But how big of a deal is “net energy gain” anyway – and what does it mean for future fusion power plants? Here’s what you need to know.
Existing nuclear power plants are operational split – Splits heavier atoms to produce energy. During fission, a neutron collides with a heavy uranium atom, splitting it into lighter atoms, releasing more heat and energy at the same time.
Fusion, on the other hand, works in the opposite way – it combines two atoms (mostly two hydrogen atoms) together to form a new element (mostly helium)., The same way stars create energy. In that process, both hydrogen atoms lose a small amount of mass, which is converted into energy according to Einstein’s famous equation, E=mc². Because the speed of light Very very fast – 300,000,000 meters per second – even a small amount of mass is lost and a ton of energy is gained.
What is a “net energy gain” and how did researchers achieve it?
At this point, the researchers were able to successfully combine two hydrogen atoms, but it always takes more energy to react than to get them back. Net energy gain — where they gain more energy than the reaction produces — is the elusive holy grail of fusion research.
Now, researchers at the National Ignition Facility at Lawrence Livermore National Laboratory in California are expected to announce a net energy gain by firing lasers at hydrogen atoms. 192 laser beams compress hydrogen atoms to 100 times the density of lead and heat them to about 100 million degrees Celsius. The high density and temperature binds the atoms together into helium.
Other methods involving the use of magnets to control the superhot plasma are being researched.
“If this is what we expect, it’s like a Kitty Hawk moment for the Wright brothers,” said Melanie Windridge, a plasma physicist and CEO of Fusion Energy Insights. “It’s like a plane taking off.”
Does this mean fusion energy is ready for prime time?
No. The scientists refer to the current progress as “scientific net energy gain” — meaning that more energy has come out of the reaction than was input by the laser. This is the biggest milestone ever achieved.
But this is only a net energy gain at the micro level. According to Troy Carter, a plasma physicist at the University of California, Los Angeles, the lasers used at the Livermore lab are only 1 percent efficient. That means it takes about 100 times more energy to operate lasers than hydrogen atoms can provide.
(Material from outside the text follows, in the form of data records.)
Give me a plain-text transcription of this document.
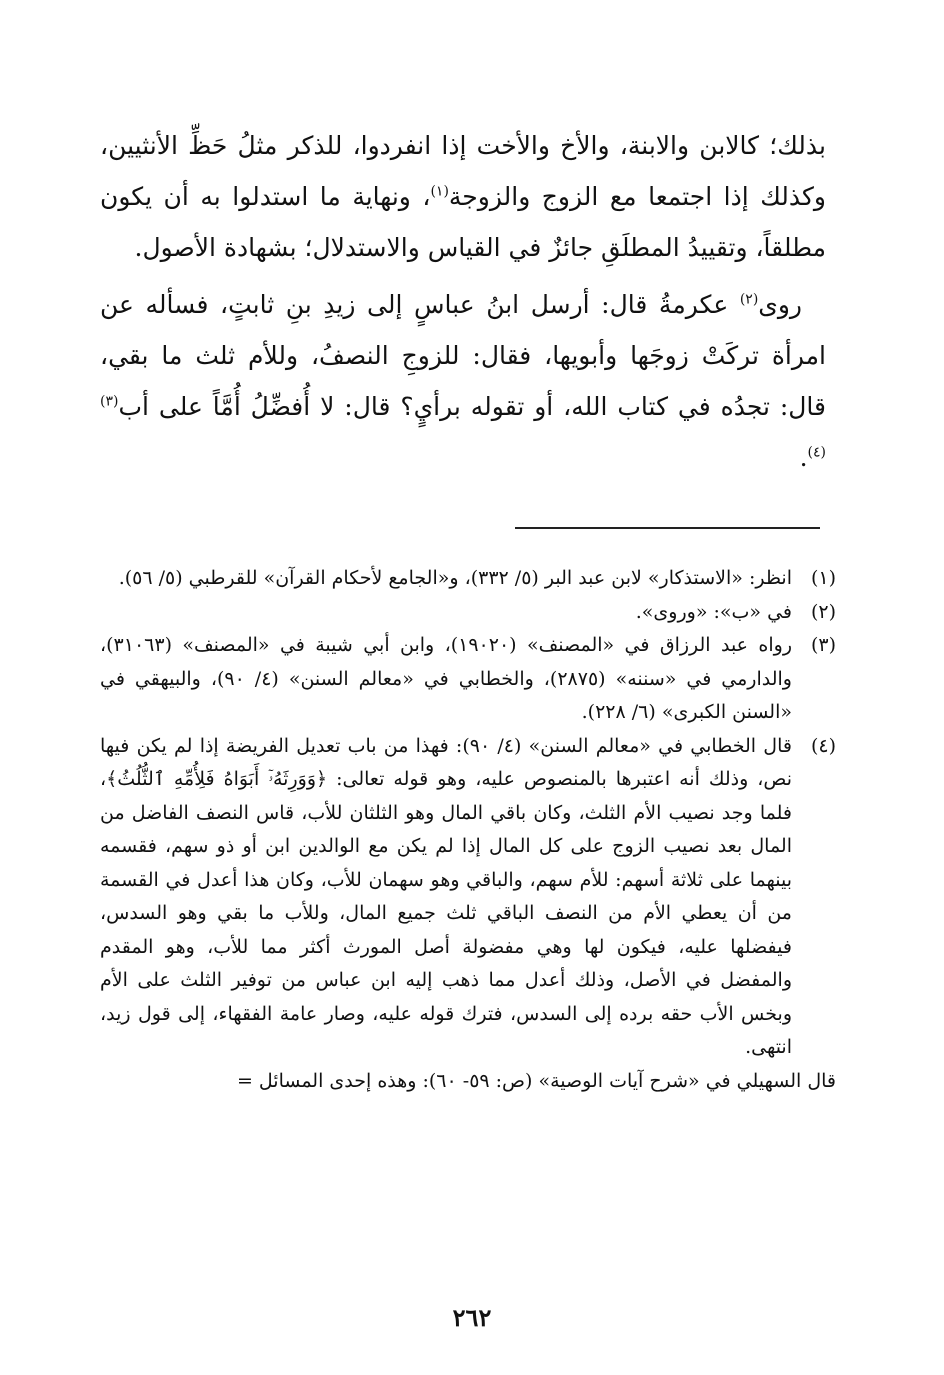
بذلك؛ كالابن والابنة، والأخ والأخت إذا انفردوا، للذكر مثلُ حَظِّ الأنثيين، وكذلك إذا اجتمعا مع الزوج والزوجة$^{(١)}$، ونهاية ما استدلوا به أن يكون مطلقاً، وتقييدُ المطلَقِ جائزٌ في القياس والاستدلال؛ بشهادة الأصول.

روى$^{(٢)}$ عكرمةُ قال: أرسل ابنُ عباسٍ إلى زيدِ بنِ ثابتٍ، فسأله عن امرأة تركَتْ زوجَها وأبويها، فقال: للزوجِ النصفُ، وللأم ثلث ما بقي، قال: تجدُه في كتاب الله، أو تقوله برأيٍ؟ قال: لا أُفضِّلُ أُمَّاً على أب$^{(٣) (٤)}$.

(١)
انظر: «الاستذكار» لابن عبد البر (٥/ ٣٣٢)، و«الجامع لأحكام القرآن» للقرطبي (٥/ ٥٦).
(٢)
في «ب»: «وروى».
(٣)
رواه عبد الرزاق في «المصنف» (١٩٠٢٠)، وابن أبي شيبة في «المصنف» (٣١٠٦٣)، والدارمي في «سننه» (٢٨٧٥)، والخطابي في «معالم السنن» (٤/ ٩٠)، والبيهقي في «السنن الكبرى» (٦/ ٢٢٨).
(٤)
قال الخطابي في «معالم السنن» (٤/ ٩٠): فهذا من باب تعديل الفريضة إذا لم يكن فيها نص، وذلك أنه اعتبرها بالمنصوص عليه، وهو قوله تعالى: ﴿وَوَرِثَهُۥٓ أَبَوَاهُ فَلِأُمِّهِ ٱلثُّلُثُ﴾، فلما وجد نصيب الأم الثلث، وكان باقي المال وهو الثلثان للأب، قاس النصف الفاضل من المال بعد نصيب الزوج على كل المال إذا لم يكن مع الوالدين ابن أو ذو سهم، فقسمه بينهما على ثلاثة أسهم: للأم سهم، والباقي وهو سهمان للأب، وكان هذا أعدل في القسمة من أن يعطي الأم من النصف الباقي ثلث جميع المال، وللأب ما بقي وهو السدس، فيفضلها عليه، فيكون لها وهي مفضولة أصل المورث أكثر مما للأب، وهو المقدم والمفضل في الأصل، وذلك أعدل مما ذهب إليه ابن عباس من توفير الثلث على الأم وبخس الأب حقه برده إلى السدس، فترك قوله عليه، وصار عامة الفقهاء، إلى قول زيد، انتهى.
قال السهيلي في «شرح آيات الوصية» (ص: ٥٩- ٦٠): وهذه إحدى المسائل =
٢٦٢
So researchers still need to achieve an “engineered net energy gain,” or the entire process takes less energy than is released by the reaction. They also need to figure out how to convert the energy released, currently in the form of kinetic energy from helium nuclei and neutrons, into a usable form for electricity. It can be converted into heat, heating the steam and turning the turbine to drive the generator. That process also has performance limitations.
This means that the energy gain has to be pushed much higher for fusion to be really commercially viable.
At the moment, researchers can only do one fusion reaction per day. In between, they must allow the lasers to cool down and change the fusion fuel target. A commercially viable plant would need to do that several times per second, says Dennis White, director of the Center for Plasma Science and Fusion at MIT. “Once you have scientific credibility, you have to find engineering credibility,” he said.
What are the benefits of affiliation?
The possibilities of fusion are enormous. The technology is much safer than nuclear power split, since fusion cannot produce runaway reactions. It produces no radioactive by-products to be stored or harmful carbon emissions; It is simply inert helium and produces a neutron. And we’re unlikely to run out of fuel: the fuel for fusion is just heavy hydrogen atoms, which are found in seawater.
When will fusion really power our homes?
That is the trillion dollar question. For decades, scientists have joked that fusion is always 30 or 40 years away; Over the years, researchers have variously predicted that fusion plants will be operational in the 90s, 2000s, 2010s and 2020s. Current fusion experts argue that it’s not a matter of time, but of will — if governments and private donors actively fund fusion, they say a prototype fusion power plant could be available in the 2030s.
“The timeline isn’t really a question of timing,” Carter said. “It’s a question of innovation and taking the initiative.”